The original application was submitted to the council in June 2018. It envisages a part-30, par-22 and part-nine storey building, providing apartments plus restaurants, bars, conferencing and leisure facilities.

It was to include 749 hotel rooms, 340 services apartments and 46 homes but, following pressure from the Mayor, developer Rockwell Property and building owner Queensgate Investment increased the number of homes from 46 to 62 and agreed that they would all be for London Affordable Rent.

At 28 storeys, the existing 1972 building, designed by Richard Seifert & Partners, is the borough’s second-tallest and residents have argued the new scheme would replace one ‘out-of-place monstrosity’ with an even bigger one.

Queensgate Investment argues that the existing hotel is ‘a local eyesore’, whereas the new scheme would be an ’exceptionally high-quality development’. It would deliver public benefits such as a new garden square and £2.8 million investment into public realm improvements to the area around Gloucester Road Tube station, the site owner says.

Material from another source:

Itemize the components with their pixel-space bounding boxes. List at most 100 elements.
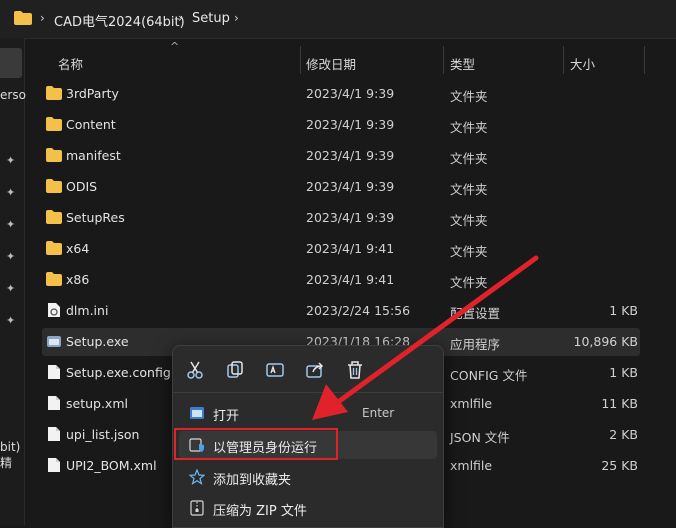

The Council’s Planning Committee rejected the application a year ago after more than 750 objections from residents and local organisations. Residents’ groups objected to the height and scale of the building, loss of privacy and a reduction in light for neighbouring properties.

Kensington and Chelsea’s lead member for planning, councillor Johnny Thalassites, welcomed the latest decision. He said: ’We will be proceeding with the judicial review now that the judge has said our case is “plainly arguable”. I’m keen to see new developments that create jobs and generate income but they cannot come at the expense of residents, who have genuine concerns about the plans for Kensington Forum Hotel.’

Patrick O’Connell, head of hotels at Queensgate Investments, acknowledged the judge’s decision but said it remained committed to the scheme. He said: ‘Our proposal will deliver significant public benefits including a new publicly accessible garden square, enhanced public realm, numerous jobs and genuinely affordable homes for Londoners.’

A spokesperson for the Mayor of London said: ’Sadiq is doing everything he can to build more council and genuinely affordable homes. That’s why London started building more council homes last year than in any year since 1984.

’Because Sadiq called in this application, the developer agreed to triple the amount of genuinely affordable homes to 100 per cent – which is further proof that Sadiq’s approach is working and delivering the new social and affordable homes that Londoners desperately need.’

THPT Comment: The monstrosity of a building, designed by Richard Seifert, was a result of the Hotel Tourism Act 1969, where anyone building a new hotel, or extending a hotel, to be open by March 1972, was given a government grant of £1,000 per room! in 1972 money! as a result London has some of the smallest rooms in any capital city in Europe, dating back to that era. The Royal Borough of Kensington and Chelsea were pleading with several owners over recent years to knock down the hotel and replace it with something…more graceful!